Un Paese di sessanta milioni di abitanti è dotato di un serbatoio immenso di capacità e intelligenze; peccato che a dominare siano sostanzialmente le baronie. Democrazie demograficamente minuscole rispetto all'Italia, come quelle scandinave, presentano tassi di rinnovamento e di presenza giovanile (e femminile) in politica, negli organi esecutivi e finanche negli apparati tecnocratici che fanno impallidire i nostri (specie se li depuriamo della quota di miss e portaborse dalle dubbie doti, che vengono eletti solo perché nominati dai capi).
Il sistema dovrebbe saper catalizzare le forze sociali, motivando ogni singolo individuo in un gioco democratico virtuoso che finalmente diventi sostanza e non solo forma (e casta); se non è in grado di farlo, è destinato a perdere di vista il quadro d'insieme, a avvitarsi su se stesso, prigioniero (inconsapevole?) di una pomposa ritualità che tende alla (auto)conservazione, al costo di sorvolare su evidenze critiche incontestabili e polarizzare l'attenzione sociale su "priorità" predeterminate.
Si potrebbe pensare, per fare un esempio, al ponte di Messina o ai treni ad alta velocità in un Paese assaltato dallo smog cui servono prima di tutto buone ferrovie per gli spostamentin locali.
Ma senza andare così lontano, prendiamo un caso trentino: in questi giorni il vicepresidente della Provincia, Alberto Pacher, ha affermato che bisognerà chiudere l'acciaieria di Borgo Valsugana; ma ha anche ripetuto che l'impianto "è compatibile con la salute" (insomma non inquinerebbe troppo, nonostante le sue emissioni - peraltro accertate dal Corpo forestale dello Stato - si assommino al cocktail prodotto dal traffico in una valle stretta con scarso ricambio d'aria; ma tant'è).
Comunque sia, fra molti distinguo, si parla finalmente di conversione industriale.
Bene; ma non vi sembra un po' tardi?
I tempi evidentemente sono maturi solo ora, sulla scia delle inchieste giudiziarie che - dopo l'intervento di organi inquirenti extraprovinciali - hanno messo a nudo una serie di realtà preoccupanti (dalle discariche abusive di rifiuti tossici alle emissioni dell'acciaieria di Borgo, appunto).

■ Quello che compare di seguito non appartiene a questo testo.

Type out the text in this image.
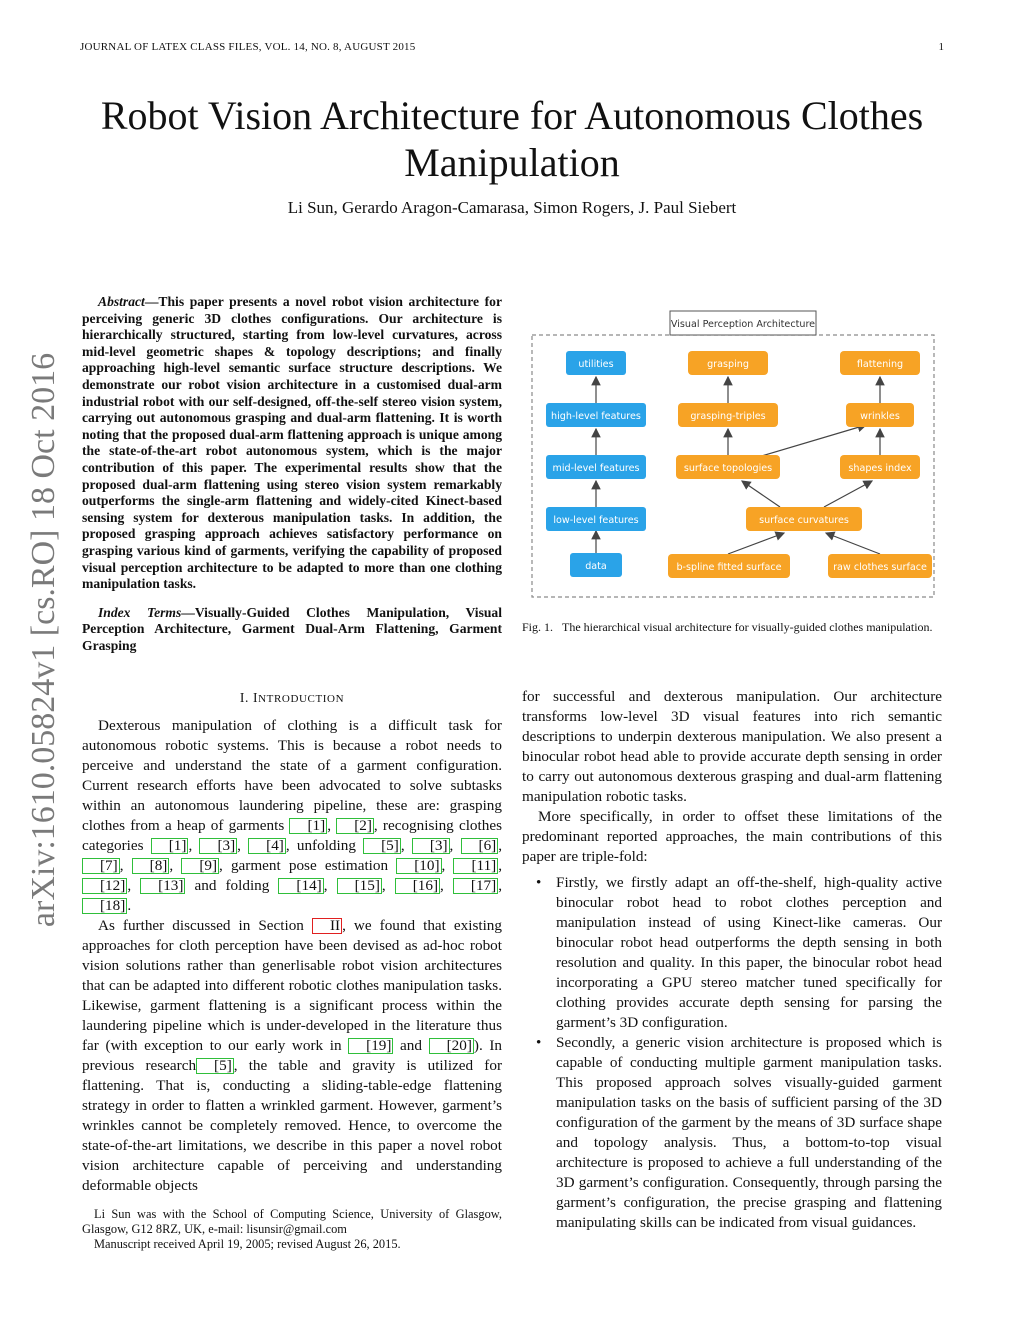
JOURNAL OF LATEX CLASS FILES, VOL. 14, NO. 8, AUGUST 2015	1
Robot Vision Architecture for Autonomous Clothes Manipulation
Li Sun, Gerardo Aragon-Camarasa, Simon Rogers, J. Paul Siebert
arXiv:1610.05824v1 [cs.RO] 18 Oct 2016

Abstract—This paper presents a novel robot vision architecture for perceiving generic 3D clothes configurations. Our architecture is hierarchically structured, starting from low-level curvatures, across mid-level geometric shapes & topology descriptions; and finally approaching high-level semantic surface structure descriptions. We demonstrate our robot vision architecture in a customised dual-arm industrial robot with our self-designed, off-the-self stereo vision system, carrying out autonomous grasping and dual-arm flattening. It is worth noting that the proposed dual-arm flattening approach is unique among the state-of-the-art robot autonomous system, which is the major contribution of this paper. The experimental results show that the proposed dual-arm flattening using stereo vision system remarkably outperforms the single-arm flattening and widely-cited Kinect-based sensing system for dexterous manipulation tasks. In addition, the proposed grasping approach achieves satisfactory performance on grasping various kind of garments, verifying the capability of proposed visual perception architecture to be adapted to more than one clothing manipulation tasks.

Index Terms—Visually-Guided Clothes Manipulation, Visual Perception Architecture, Garment Dual-Arm Flattening, Garment Grasping

I. INTRODUCTION

Dexterous manipulation of clothing is a difficult task for autonomous robotic systems. This is because a robot needs to perceive and understand the state of a garment configuration. Current research efforts have been advocated to solve subtasks within an autonomous laundering pipeline, these are: grasping clothes from a heap of garments [1] , [2] , recognising clothes categories [1] , [3] , [4] , unfolding [5] , [3] , [6] , [7] , [8] , [9] , garment pose estimation [10] , [11] , [12] , [13] and folding [14] , [15] , [16] , [17] , [18] .

As further discussed in Section II , we found that existing approaches for cloth perception have been devised as ad-hoc robot vision solutions rather than generlisable robot vision architectures that can be adapted into different robotic clothes manipulation tasks. Likewise, garment flattening is a significant process within the laundering pipeline which is under-developed in the literature thus far (with exception to our early work in [19] and [20] ). In previous research [5] , the table and gravity is utilized for flattening. That is, conducting a sliding-table-edge flattening strategy in order to flatten a wrinkled garment. However, garment’s wrinkles cannot be completely removed. Hence, to overcome the state-of-the-art limitations, we describe in this paper a novel robot vision architecture capable of perceiving and understanding deformable objects

Li Sun was with the School of Computing Science, University of Glasgow, Glasgow, G12 8RZ, UK, e-mail: lisunsir@gmail.com

Manuscript received April 19, 2005; revised August 26, 2015.

Visual Perception Architecture
utilities
high-level features
mid-level features
low-level features
data
grasping	flattening
grasping-triples	wrinkles
surface topologies	shapes index
surface curvatures
b-spline fitted surface	raw clothes surface

Fig. 1. The hierarchical visual architecture for visually-guided clothes manipulation.

for successful and dexterous manipulation. Our architecture transforms low-level 3D visual features into rich semantic descriptions to underpin dexterous manipulation. We also present a binocular robot head able to provide accurate depth sensing in order to carry out autonomous dexterous grasping and dual-arm flattening manipulation robotic tasks.

More specifically, in order to offset these limitations of the predominant reported approaches, the main contributions of this paper are triple-fold:

• Firstly, we firstly adapt an off-the-shelf, high-quality active binocular robot head to robot clothes perception and manipulation instead of using Kinect-like cameras. Our binocular robot head outperforms the depth sensing in both resolution and quality. In this paper, the binocular robot head incorporating a GPU stereo matcher tuned specifically for clothing provides accurate depth sensing for parsing the garment’s 3D configuration.
• Secondly, a generic vision architecture is proposed which is capable of conducting multiple garment manipulation tasks. This proposed approach solves visually-guided garment manipulation tasks on the basis of sufficient parsing of the 3D configuration of the garment by the means of 3D surface shape and topology analysis. Thus, a bottom-to-top visual architecture is proposed to achieve a full understanding of the 3D garment’s configuration. Consequently, through parsing the garment’s configuration, the precise grasping and flattening manipulating skills can be indicated from visual guidances.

Eppure da anni, forse da decenni, si susseguivano denunce, voci, soffiate... Senza contare gli stessi dati epidemiologici dell'Azienda sanitaria, che puntualmente collocano da anni l'alta Valsugana al vertice per la mortalità legata alle patologie respiratorie (nel periodo 2005-2007 il 10,3% dei decessi totali contro una media provinciale del 7,6%).
Paiono più che comprensibili motivi di inquietudine sulla parabola del Trentino di oggi; ma forse dovremmo invece avere fiducia eterna e crogiolarci sereni come futuri abitanti di una galattica "Metrolandia" nel 2050.
Purtroppo i fenomeni degenerativi in atto sono molteplici, dall'inquinamento ambientale al consumo di suolo, dall'urbanistica alla mobilità, e hanno ricadute negative sulla vita umana e sulla natura in generale che richiedono interventi coraggiosi e immediati.
C'è una ragione per cui dovremmo essere soddisfatti e sentirci rassicurati da classi dirigenti - specie se particolarmente "longeve" - e dai loro organismi tecnici che non arrivano sulle criticità sistemiche o che ci arrivano sempre troppo tardi?